Eastside neighbors fight plans for high voltage power lines
Jun 11, 2014, 6:39 AM | Updated: 9:58 am
Steel towers more than ten stories tall running through communities from Redmond to Renton: That prospect is why neighborhood groups have formed to challenge Puget Sound Energy’s plan to upgrade its high voltage power lines to meet growing demand.
The name sounds innocent and important: “Energize Eastside.” It’s a plan to construct an 18-mile transmission line with taller towers and 230 kilovolt lines, replacing 115 kilovolt lines that were built in the 1960s. It’s the power lines that bring electricity into the area and spread it out to customers.
“We’ve outgrown our infrastructure and it’s time to upgrade it,” said Gretchen Aliabadi, co-project lead for Puget Sound Energy, the state’s largest electric utility.

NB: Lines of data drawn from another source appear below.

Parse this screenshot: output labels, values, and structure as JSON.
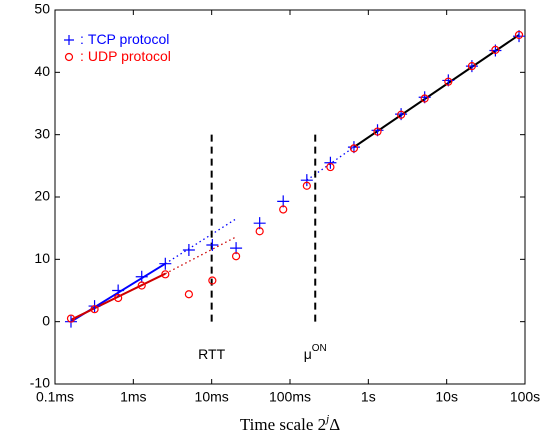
{
  "chart_data": {
    "type": "scatter",
    "xscale": "log",
    "xlim": [
      0.0001,
      100
    ],
    "xticks": [
      {
        "value": 0.0001,
        "label": "0.1ms"
      },
      {
        "value": 0.001,
        "label": "1ms"
      },
      {
        "value": 0.01,
        "label": "10ms"
      },
      {
        "value": 0.1,
        "label": "100ms"
      },
      {
        "value": 1,
        "label": "1s"
      },
      {
        "value": 10,
        "label": "10s"
      },
      {
        "value": 100,
        "label": "100s"
      }
    ],
    "ylim": [
      -10,
      50
    ],
    "yticks": [
      -10,
      0,
      10,
      20,
      30,
      40,
      50
    ],
    "xlabel": {
      "text": "Time scale 2",
      "sup": "j",
      "tail": "Δ"
    },
    "legend_separator": ":",
    "x": [
      0.00016,
      0.00032,
      0.00064,
      0.00128,
      0.00256,
      0.00512,
      0.0102,
      0.0205,
      0.041,
      0.0819,
      0.164,
      0.328,
      0.655,
      1.31,
      2.62,
      5.24,
      10.5,
      21,
      41.9,
      83.9
    ],
    "series": [
      {
        "name": "TCP protocol",
        "color": "#0000ff",
        "marker": "+",
        "values": [
          0,
          2.5,
          5,
          7.2,
          9.3,
          11.5,
          12.3,
          11.8,
          15.8,
          19.3,
          22.7,
          25.5,
          28,
          30.7,
          33.3,
          36,
          38.7,
          41,
          43.5,
          45.8
        ]
      },
      {
        "name": "UDP protocol",
        "color": "#ff0000",
        "marker": "o",
        "values": [
          0.5,
          2,
          3.8,
          5.8,
          7.6,
          4.4,
          6.6,
          10.5,
          14.5,
          18,
          21.8,
          24.8,
          27.8,
          30.5,
          33.2,
          35.8,
          38.5,
          41,
          43.6,
          46
        ]
      }
    ],
    "fits": [
      {
        "color": "#0000ff",
        "style": "solid",
        "x": [
          0.00016,
          0.00256
        ],
        "values": [
          0,
          9.3
        ]
      },
      {
        "color": "#0000ff",
        "style": "dotted",
        "x": [
          0.00256,
          0.0205
        ],
        "values": [
          9.3,
          16.5
        ]
      },
      {
        "color": "#cc0000",
        "style": "solid",
        "x": [
          0.00016,
          0.00256
        ],
        "values": [
          0.3,
          7.7
        ]
      },
      {
        "color": "#cc0000",
        "style": "dotted",
        "x": [
          0.00256,
          0.0205
        ],
        "values": [
          7.7,
          13.6
        ]
      },
      {
        "color": "#0000ff",
        "style": "dotted",
        "x": [
          0.164,
          0.655
        ],
        "values": [
          22.7,
          28
        ]
      },
      {
        "color": "#000000",
        "style": "solid",
        "x": [
          0.655,
          83.9
        ],
        "values": [
          28,
          46
        ]
      }
    ],
    "vlines": [
      {
        "x": 0.01,
        "y": [
          0,
          30
        ],
        "label": "RTT"
      },
      {
        "x": 0.21,
        "y": [
          0,
          30
        ],
        "label": "μ",
        "sup": "ON"
      }
    ]
  }
}
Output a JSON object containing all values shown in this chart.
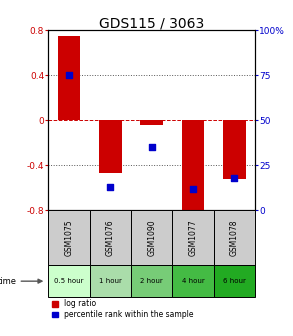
{
  "title": "GDS115 / 3063",
  "samples": [
    "GSM1075",
    "GSM1076",
    "GSM1090",
    "GSM1077",
    "GSM1078"
  ],
  "time_labels": [
    "0.5 hour",
    "1 hour",
    "2 hour",
    "4 hour",
    "6 hour"
  ],
  "time_colors": [
    "#ccffcc",
    "#aaddaa",
    "#77cc77",
    "#44bb44",
    "#22aa22"
  ],
  "log_ratios": [
    0.75,
    -0.47,
    -0.04,
    -0.82,
    -0.52
  ],
  "percentile_ranks": [
    75,
    13,
    35,
    12,
    18
  ],
  "ylim": [
    -0.8,
    0.8
  ],
  "yticks": [
    -0.8,
    -0.4,
    0.0,
    0.4,
    0.8
  ],
  "right_yticks": [
    0,
    25,
    50,
    75,
    100
  ],
  "left_color": "#cc0000",
  "right_color": "#0000cc",
  "bar_width": 0.55,
  "dot_size": 25,
  "hline_color": "#cc0000",
  "grid_color": "#000000",
  "bg_color": "#ffffff",
  "sample_bg": "#cccccc",
  "title_fontsize": 10
}
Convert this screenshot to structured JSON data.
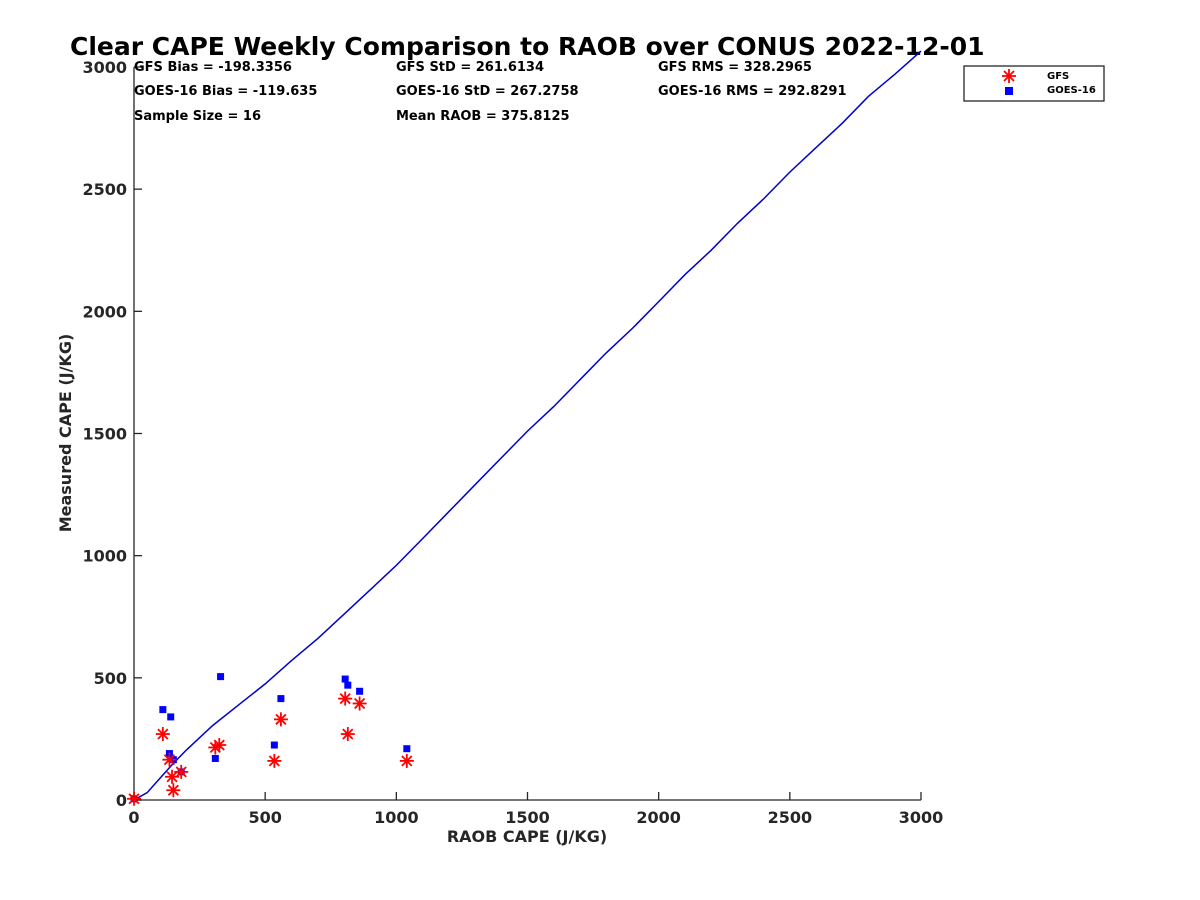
{
  "chart_data": {
    "type": "scatter",
    "title": "Clear CAPE Weekly Comparison to RAOB over CONUS 2022-12-01",
    "xlabel": "RAOB CAPE (J/KG)",
    "ylabel": "Measured CAPE (J/KG)",
    "xlim": [
      0,
      3000
    ],
    "ylim": [
      0,
      3000
    ],
    "xticks": [
      "0",
      "500",
      "1000",
      "1500",
      "2000",
      "2500",
      "3000"
    ],
    "yticks": [
      "0",
      "500",
      "1000",
      "1500",
      "2000",
      "2500",
      "3000"
    ],
    "grid": false,
    "legend_position": "top-right",
    "stats": [
      "GFS Bias = -198.3356",
      "GFS StD = 261.6134",
      "GFS RMS = 328.2965",
      "GOES-16 Bias = -119.635",
      "GOES-16 StD = 267.2758",
      "GOES-16 RMS = 292.8291",
      "Sample Size = 16",
      "Mean RAOB = 375.8125"
    ],
    "series": [
      {
        "name": "GFS",
        "marker": "asterisk",
        "color": "#ff0000",
        "points": [
          [
            0,
            5
          ],
          [
            110,
            270
          ],
          [
            135,
            165
          ],
          [
            145,
            95
          ],
          [
            150,
            40
          ],
          [
            180,
            115
          ],
          [
            310,
            215
          ],
          [
            325,
            225
          ],
          [
            535,
            160
          ],
          [
            560,
            330
          ],
          [
            805,
            415
          ],
          [
            815,
            270
          ],
          [
            860,
            395
          ],
          [
            1040,
            160
          ]
        ]
      },
      {
        "name": "GOES-16",
        "marker": "square",
        "color": "#0000ff",
        "points": [
          [
            0,
            5
          ],
          [
            110,
            370
          ],
          [
            135,
            190
          ],
          [
            140,
            340
          ],
          [
            150,
            165
          ],
          [
            180,
            115
          ],
          [
            310,
            170
          ],
          [
            330,
            505
          ],
          [
            535,
            225
          ],
          [
            560,
            415
          ],
          [
            805,
            495
          ],
          [
            815,
            470
          ],
          [
            860,
            445
          ],
          [
            1040,
            210
          ]
        ]
      },
      {
        "name": "",
        "type": "line",
        "color": "#0000cc",
        "points": [
          [
            0,
            0
          ],
          [
            50,
            30
          ],
          [
            100,
            90
          ],
          [
            150,
            150
          ],
          [
            200,
            205
          ],
          [
            250,
            255
          ],
          [
            300,
            305
          ],
          [
            400,
            390
          ],
          [
            500,
            475
          ],
          [
            600,
            570
          ],
          [
            700,
            660
          ],
          [
            800,
            760
          ],
          [
            900,
            860
          ],
          [
            1000,
            960
          ],
          [
            1100,
            1070
          ],
          [
            1200,
            1180
          ],
          [
            1300,
            1290
          ],
          [
            1400,
            1400
          ],
          [
            1500,
            1510
          ],
          [
            1600,
            1610
          ],
          [
            1700,
            1720
          ],
          [
            1800,
            1830
          ],
          [
            1900,
            1930
          ],
          [
            2000,
            2040
          ],
          [
            2100,
            2150
          ],
          [
            2200,
            2250
          ],
          [
            2300,
            2360
          ],
          [
            2400,
            2460
          ],
          [
            2500,
            2570
          ],
          [
            2600,
            2670
          ],
          [
            2700,
            2770
          ],
          [
            2800,
            2880
          ],
          [
            2900,
            2970
          ],
          [
            3000,
            3065
          ]
        ]
      }
    ]
  }
}
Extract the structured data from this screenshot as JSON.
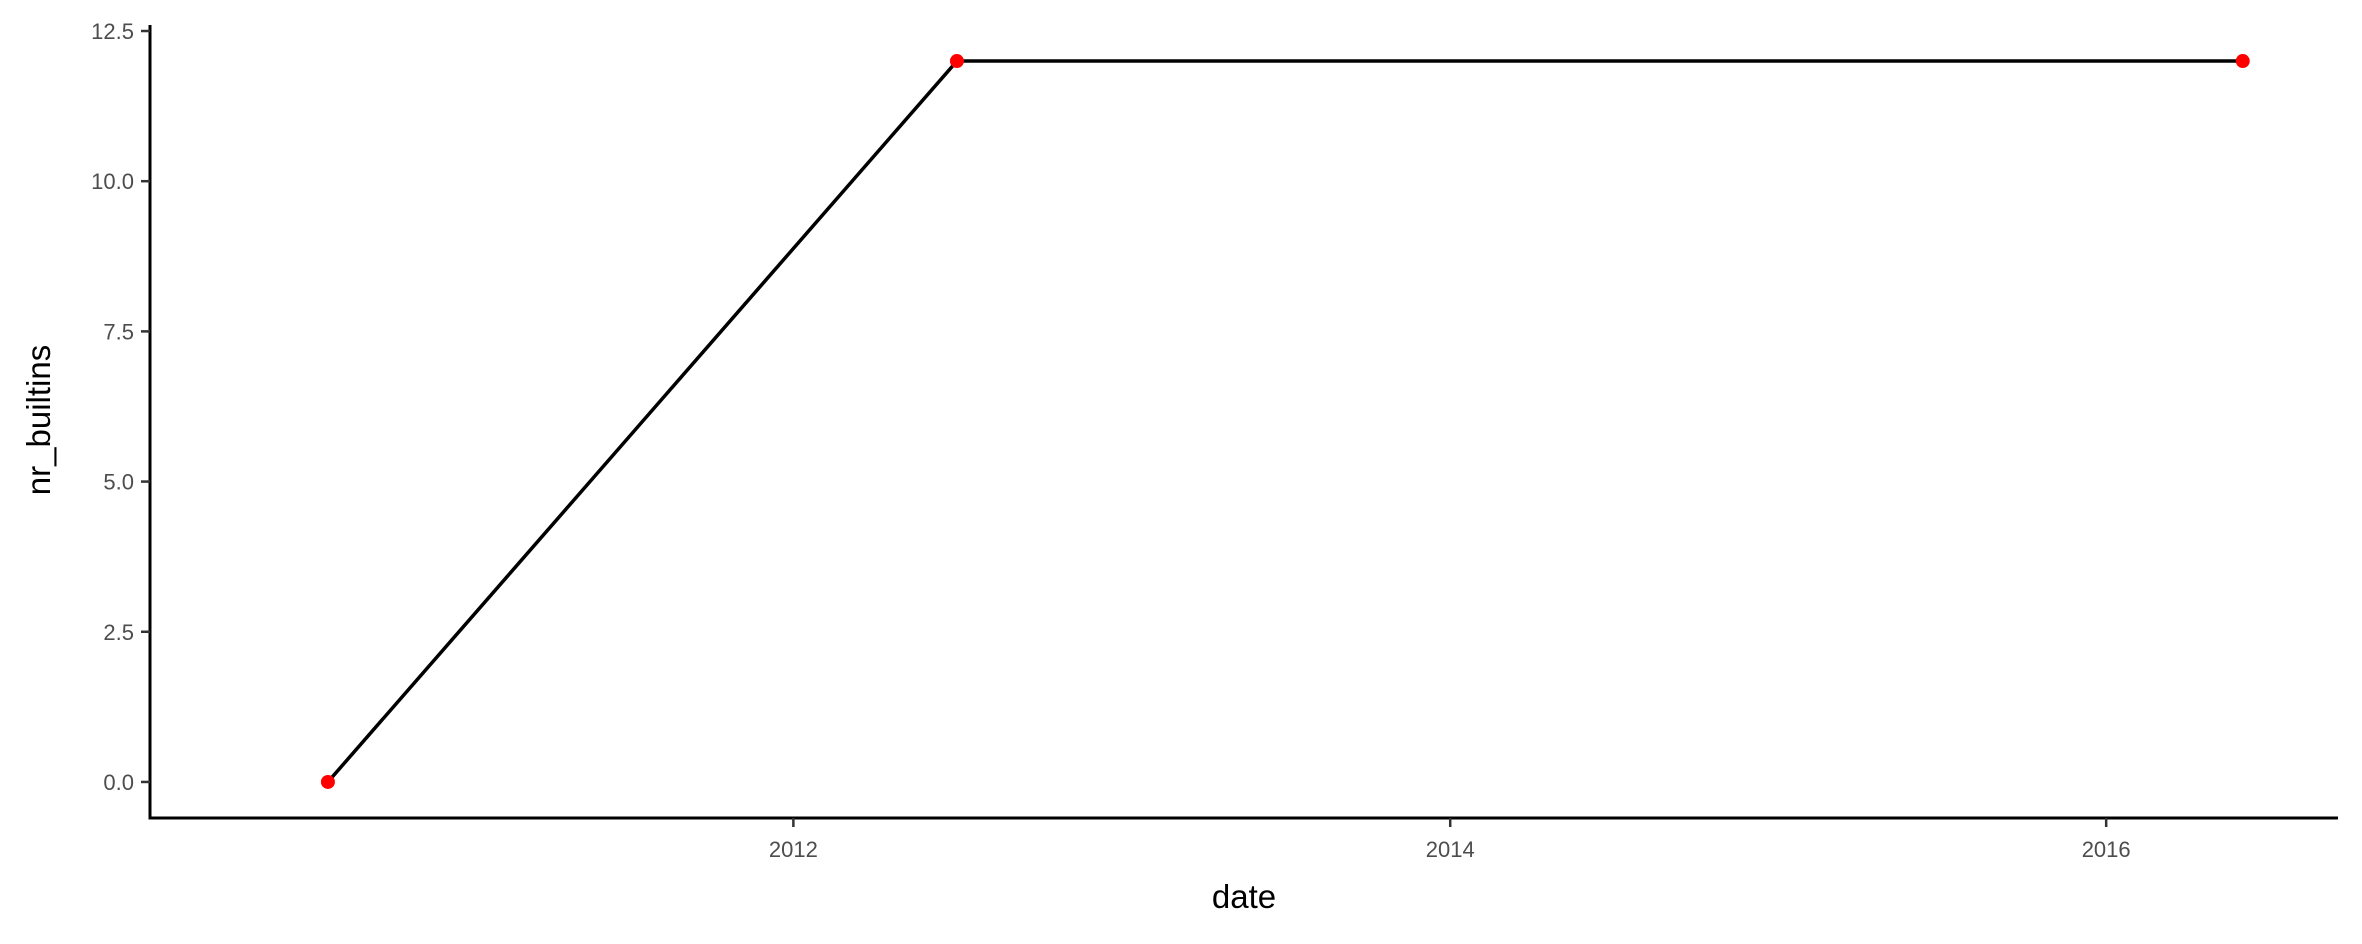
{
  "chart_data": {
    "type": "line",
    "title": "",
    "xlabel": "date",
    "ylabel": "nr_builtins",
    "x_scale": "date",
    "xlim": [
      "2010-01-15",
      "2016-09-15"
    ],
    "ylim": [
      -0.6,
      12.6
    ],
    "x_ticks": [
      "2012-01-01",
      "2014-01-01",
      "2016-01-01"
    ],
    "x_tick_labels": [
      "2012",
      "2014",
      "2016"
    ],
    "y_ticks": [
      0,
      2.5,
      5,
      7.5,
      10,
      12.5
    ],
    "y_tick_labels": [
      "0.0",
      "2.5",
      "5.0",
      "7.5",
      "10.0",
      "12.5"
    ],
    "grid": false,
    "legend": "none",
    "series": [
      {
        "x": [
          "2010-08-01",
          "2012-07-01",
          "2016-06-01"
        ],
        "y": [
          0,
          12,
          12
        ],
        "line_color": "#000000",
        "point_color": "#ff0000"
      }
    ]
  }
}
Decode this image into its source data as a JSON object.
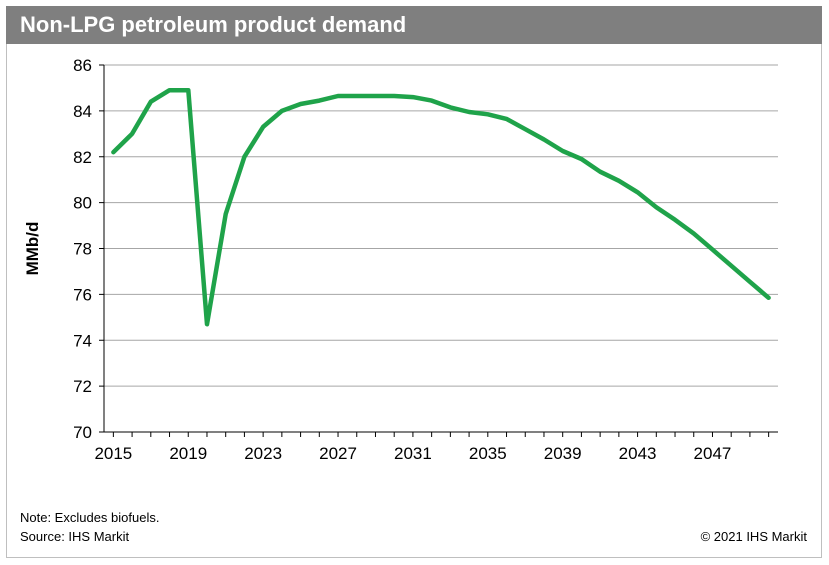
{
  "title": "Non-LPG petroleum product demand",
  "footer": {
    "note": "Note: Excludes biofuels.",
    "source": "Source: IHS Markit",
    "copyright": "© 2021 IHS Markit"
  },
  "colors": {
    "line": "#1fa34a",
    "title_bg": "#7f7f7f",
    "grid": "#a6a6a6"
  },
  "chart_data": {
    "type": "line",
    "title": "Non-LPG petroleum product demand",
    "xlabel": "",
    "ylabel": "MMb/d",
    "ylim": [
      70,
      86
    ],
    "xlim": [
      2015,
      2050
    ],
    "y_ticks": [
      70,
      72,
      74,
      76,
      78,
      80,
      82,
      84,
      86
    ],
    "x_ticks": [
      2015,
      2019,
      2023,
      2027,
      2031,
      2035,
      2039,
      2043,
      2047
    ],
    "grid": true,
    "legend": "none",
    "series": [
      {
        "x": [
          2015,
          2016,
          2017,
          2018,
          2019,
          2020,
          2021,
          2022,
          2023,
          2024,
          2025,
          2026,
          2027,
          2028,
          2029,
          2030,
          2031,
          2032,
          2033,
          2034,
          2035,
          2036,
          2037,
          2038,
          2039,
          2040,
          2041,
          2042,
          2043,
          2044,
          2045,
          2046,
          2047,
          2048,
          2049,
          2050
        ],
        "values": [
          82.2,
          83.0,
          84.4,
          84.9,
          84.9,
          74.7,
          79.5,
          82.0,
          83.3,
          84.0,
          84.3,
          84.45,
          84.65,
          84.65,
          84.65,
          84.65,
          84.6,
          84.45,
          84.15,
          83.95,
          83.85,
          83.65,
          83.2,
          82.75,
          82.25,
          81.9,
          81.35,
          80.95,
          80.45,
          79.8,
          79.25,
          78.65,
          77.95,
          77.25,
          76.55,
          75.85
        ]
      }
    ]
  }
}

Community meetings are underway and PSE has not decided on a preferred route. The utility owns transmission lines on an existing north-south corridor and most of the potential route segments also already have power lines. But Aliabadi understands that there will be new impacts on neighborhoods, such things as views and tree removal.
“There’s no perfect place to put this but all of our customers, they want the lights to go on when they hit that switch,” she said.
The private utility said it looked at another existing high-voltage power line corridor that runs just east of I-405, but it’s owned by Seattle City Light. It’s part of that public utility’s transmission system and “not available for our use,” according to the .
“The problem PSE is trying to solve would occur once every decade,” declared Todd Anderson, an expert in electrical engineering, who works with two groups opposed to the power line project. He claims the utility is motivated by revenues, not local demand.
“PSE’s big need for doing this project is to be able to have a revenue stream that is going to replace what they’re going to be losing over the next couple of decades,” he said.
Anderson believes utilities are in a death spiral. He argues that new technologies, such as in-home micro co-generation units and wind and solar power will soon reduce demand and cut into utility revenues.
“This project is not needed at all to satisfy local needs,” he said. “It’s all about shipping power to Canada and from Canada, down to California.”
The utility’s Aliabadi rejects that, stating that just 3 to 8 percent of the power that will move through a new system would be sold outside the region, what they call “wheeling power.”
She insists this project is about the growth you can see on the Eastside.
“Not just in taller buildings and bigger homes – but think of the things you plug in that you didn’t use in the 60’s, 70’s, 80’s or 90’s. So we plug a lot of things in, we are an electric society. Our demand has grown and we really need to keep up with it and we need to keep up with future growth,” she says.
PSE says the city of Bellevue has validated the increased demand for power, as have independent firms, with all reports posted on the .
Aliabadi says the experts have studied 700,000 different power flow analyses.
“Through these studies, they’ve found there is a problem, that the lines and the substations or the transformers that serve 350,000 customers from Renton to Redmond is overloading. It’s redlining and if we don’t add capacity, then we are going to have many more chances to have outages,” declares Aliabadi.
But Anderson accuses the utility of manipulating the studies, claiming the utility has “massive amounts of overcapacity.” He contends that adding grid batteries to the PSE system could solve any future capacity and demand issues, which he claims would be few.
Aliabadi says PSE has studied battery storage, calling it a young technology, “just not there yet” and “too risky” for what the utility needs.
Some critics demand a moratorium on the project, which could cost up to nearly $300 million. But PSE says demand will overtake capacity by 2017.
“Delay is not an option,” said Aliabadi. “I think what we need to do is sit down as a community and solve this problem because it truly is a community issue. Think about what everybody does for a living and none of it starts without power.”
The utility hopes to select a route for the 18-mile transmission line by the end of this year, complete an environmental review and get permits in 2015, and finish construction by 2017.